Indeed, those statistics must be put in the rear view mirror because the week ahead is chock full of marquee earnings reports and critical economic data points. That means the last week full trading week of April could be a bumpy one as markets inch closer to May, a notoriously glum month for equities.
Among other events to keep an eye on, this is what is on the docket this week: Earnings from downtrodden Apple AAPL on Tuesday, earnings from at least seven Dow components throughout the week and the first quarter GDP reading on Friday. With those events and others in mind, here are just a few of the ETFs that will be in play this week.
Energy Select Sector SPDR XLE
The Energy Select Sector SPDR had been one of the better performing riskier sector ETFs to start 2013, but the largest energy ETF by assets has wilted in recent weeks. In the past month, XLE has lost 4.6 percent amid plunging oil prices due to elevated concerns about global economic growth. XLE has already fallen below horizontal support at $76 and is now trading a mere 2.3 percent above its 200-day moving average.

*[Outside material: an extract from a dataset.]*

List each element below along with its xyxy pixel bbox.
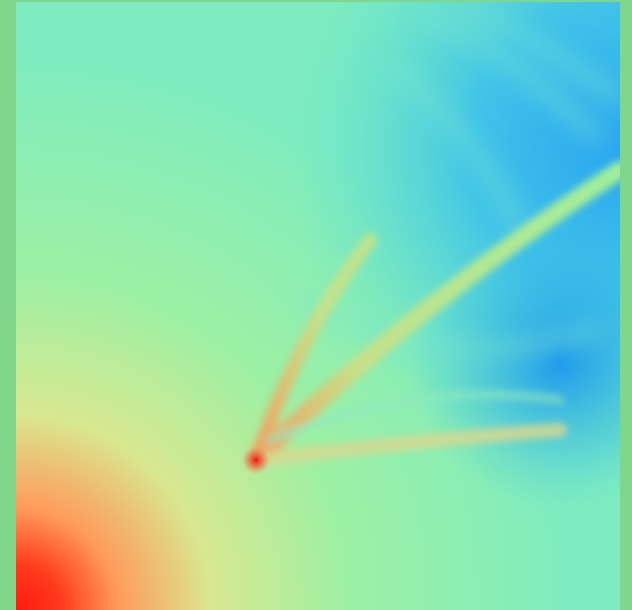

This week could easily set the near-term course for XLE and related ETFs. Five the ETF's top-10 holdings, including Exxon Mobil XOM and Chevron CVX, step into the earnings confessional. XLE's five top-10 constituents that report this week combine for over 43 percent of the fund's weight.
Traders looking for a short-term hedge on XLE should consider the ProShares UltraShort Oil & Gas DUG. DUG gained nearly five percent last week.
Market Vectors Gold Miners ETF GDX
Admittedly, it feels like one of the gold mining ETFs have been making an appearance on this list every week for months now. However, there is good reason to do that again this week. When Monday rolls around, gold will be just one week removed from its worst trading day in three decades and as has been noted, the yellow metal's slide has been terrible news for the miners.
The Market Vectors Gold Miners ETF lost about 4.5 percent last week, though it arguably feels like more. GDX is now down almost 26 percent in the past month, though it should be noted some money has been flowing into this ETF.
Traders willing to commit capital to the miners from the long side right now ought to be commended for their fortitude. That fortitude will be put to the test this week as several of GDX's top holdings report earnings. Bad reports combined with more glum action in gold futures will certainly weigh on GDX and rival ETFs.
Market Vectors Biotech ETF BBH
These are go-go days for biotech stocks and ETFs and there is little reason to believe the good times cannot continue. After all, the catalysts to drive the Market Vectors Biotech ETF and equivalent funds higher are in place this week. Interestingly, those catalysts arrive after BBH and the other major biotech ETFs touched new all-time highs last Friday.
Here is what is on the agenda for biotech this week: Gilead Sciences GILD, Amgen AMGN, Biogen BIIB and Celgene CELG all report earnings. Those are the "big four" of biotech and they combine for about 46 percent of BBH's weight.